Além de conquistarem inúmeros títulos estaduais e nacionais, os jogadores do SESI/Ribeirão Preto trabalham áreas comportamentais que os seguem para fora da piscina

Com o jogo disputado por 2 times de 7 atletas cada, sendo a partida toda dividida em 4 tempos de 8 minutos, os competidores de polo aquático têm apenas 30 segundos para desenvolver um ataque e cumprir seu único objetivo: fazer o maior número de gols possível e garantir a vitória. De acordo com Eduardo Bruno Nunes, técnico da Iniciação Esportiva de Polo Aquático do SESI/Ribeirão Preto, esse esporte oferece muito desgaste físico e, para fazer com que os jovens se interessem, é preciso começar “brincando”. “Dentro do projeto Atleta do Futuro desenvolvido pelo SESI/SP, oferecemos aulas de polo aquático gratuitas para crianças e adolescentes de toda a comunidade, que não precisam ser alunos da rede, entre 6 e 16 anos. Na 1ª aula, por meio de exercícios feitos na piscina e dinâmicas interativas, consigo perceber qual é o nível de adaptação ao meio de cada um e defino em qual turma eles se enquadram”, explica. As aulas para iniciantes são realizadas na Cava do Bosque, 2 vezes na semana, com duração de 1 hora cada.
Quando os atletas atingem um nível alto no esporte, passam para a equipe de Rendimento Esportivo comandada por Marcelo Ferreira de Freitas, técnico de treinamento Sub 13 e Sub 15 do SESI/Ribeirão Preto e de Alto Rendimento Sub 17 do SESI/SP. “Atualmente, trabalhamos com uma média de 16 atletas nesse programa. Desde 2011, colecionamos títulos em todas as categorias de Sub, como nos campeonatos estaduais e nacionais. Em 2015, 7 jogadores daqui foram para equipe adulta do SESI/SP. Desses, 4 são atletas na seleção masculina brasileira e 1 da feminina na categoria júnior (Sub 18 e 19)”, conta Freitas.

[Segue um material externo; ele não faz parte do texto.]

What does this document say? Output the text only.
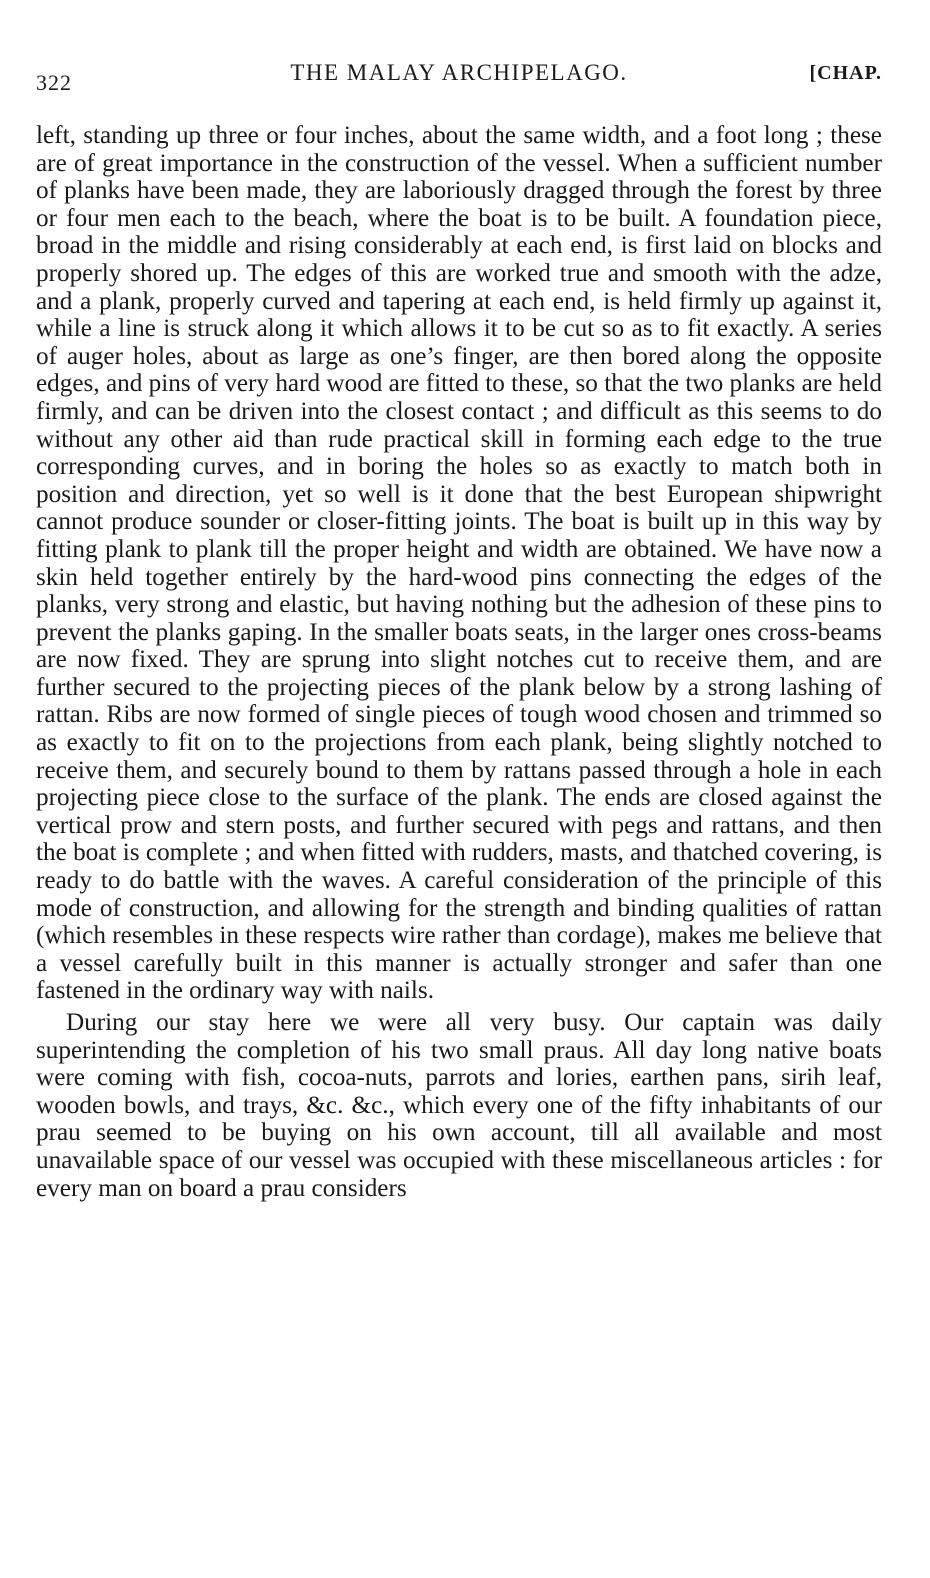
322	THE MALAY ARCHIPELAGO.	[CHAP.

left, standing up three or four inches, about the same width, and a foot long ; these are of great importance in the construction of the vessel. When a sufficient number of planks have been made, they are laboriously dragged through the forest by three or four men each to the beach, where the boat is to be built. A foundation piece, broad in the middle and rising considerably at each end, is first laid on blocks and properly shored up. The edges of this are worked true and smooth with the adze, and a plank, properly curved and tapering at each end, is held firmly up against it, while a line is struck along it which allows it to be cut so as to fit exactly. A series of auger holes, about as large as one’s finger, are then bored along the opposite edges, and pins of very hard wood are fitted to these, so that the two planks are held firmly, and can be driven into the closest contact ; and difficult as this seems to do without any other aid than rude practical skill in forming each edge to the true corresponding curves, and in boring the holes so as exactly to match both in position and direction, yet so well is it done that the best European shipwright cannot produce sounder or closer-fitting joints. The boat is built up in this way by fitting plank to plank till the proper height and width are obtained. We have now a skin held together entirely by the hard-wood pins connecting the edges of the planks, very strong and elastic, but having nothing but the adhesion of these pins to prevent the planks gaping. In the smaller boats seats, in the larger ones cross-beams are now fixed. They are sprung into slight notches cut to receive them, and are further secured to the projecting pieces of the plank below by a strong lashing of rattan. Ribs are now formed of single pieces of tough wood chosen and trimmed so as exactly to fit on to the projections from each plank, being slightly notched to receive them, and securely bound to them by rattans passed through a hole in each projecting piece close to the surface of the plank. The ends are closed against the vertical prow and stern posts, and further secured with pegs and rattans, and then the boat is complete ; and when fitted with rudders, masts, and thatched covering, is ready to do battle with the waves. A careful consideration of the principle of this mode of construction, and allowing for the strength and binding qualities of rattan (which resembles in these respects wire rather than cordage), makes me believe that a vessel carefully built in this manner is actually stronger and safer than one fastened in the ordinary way with nails.

During our stay here we were all very busy. Our captain was daily superintending the completion of his two small praus. All day long native boats were coming with fish, cocoa-nuts, parrots and lories, earthen pans, sirih leaf, wooden bowls, and trays, &c. &c., which every one of the fifty inhabitants of our prau seemed to be buying on his own account, till all available and most unavailable space of our vessel was occupied with these miscellaneous articles : for every man on board a prau considers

Segundo o técnico, o polo aquático do SESI/Ribeirão Preto não visa apenas desenvolver futuros atletas, mas também cidadãos de bem e com melhor qualidade de vida. “Nós viajamos para competir e conhecemos novos lugares, o que acaba trazendo outros aprendizados para a vida deles, como comportamento, controle de emoções e espírito de equipe”.
Um bom exemplo de mudança de comportamento é o atleta Geovanny Barrachi (Sub 17), que começou a treinar polo aquático há 4 anos. “O polo mudou tudo na minha vida! Era muito encrenqueiro na escola, ia para a diretoria toda semana. Um dia o Marcelo conversou comigo e disse que se eu não tivesse disciplina na escola não poderia jogar no time dele. Foi aí que mudei. Esse ano nós terminamos em 1º lugar no 1º turno do campeonato Paulista Sub 17 e estou treinando forte para conseguir mais um título no 2º turno ao lado dos meus amigos, que para mim são como família”.
No caso de João Vitor Porphirio, atleta Sub 15, essa modalidade esportiva tornou-se uma verdadeira paixão, ganhando, inclusive, de outros esportes que ele costumava praticar, como futebol, judô e futsal. “Tudo começou num curso de férias que o SESI oferece. O Marcelo fez uma breve apresentação do polo aquático e na hora me interessei. Foi muito bom para mim, pois perdi peso, ganhei bons amigos e condicionamento físico. Minha intenção é subir cada vez mais de categoria, chegar ao adulto e até mesmo a uma Olimpíada”, revela Porphirio.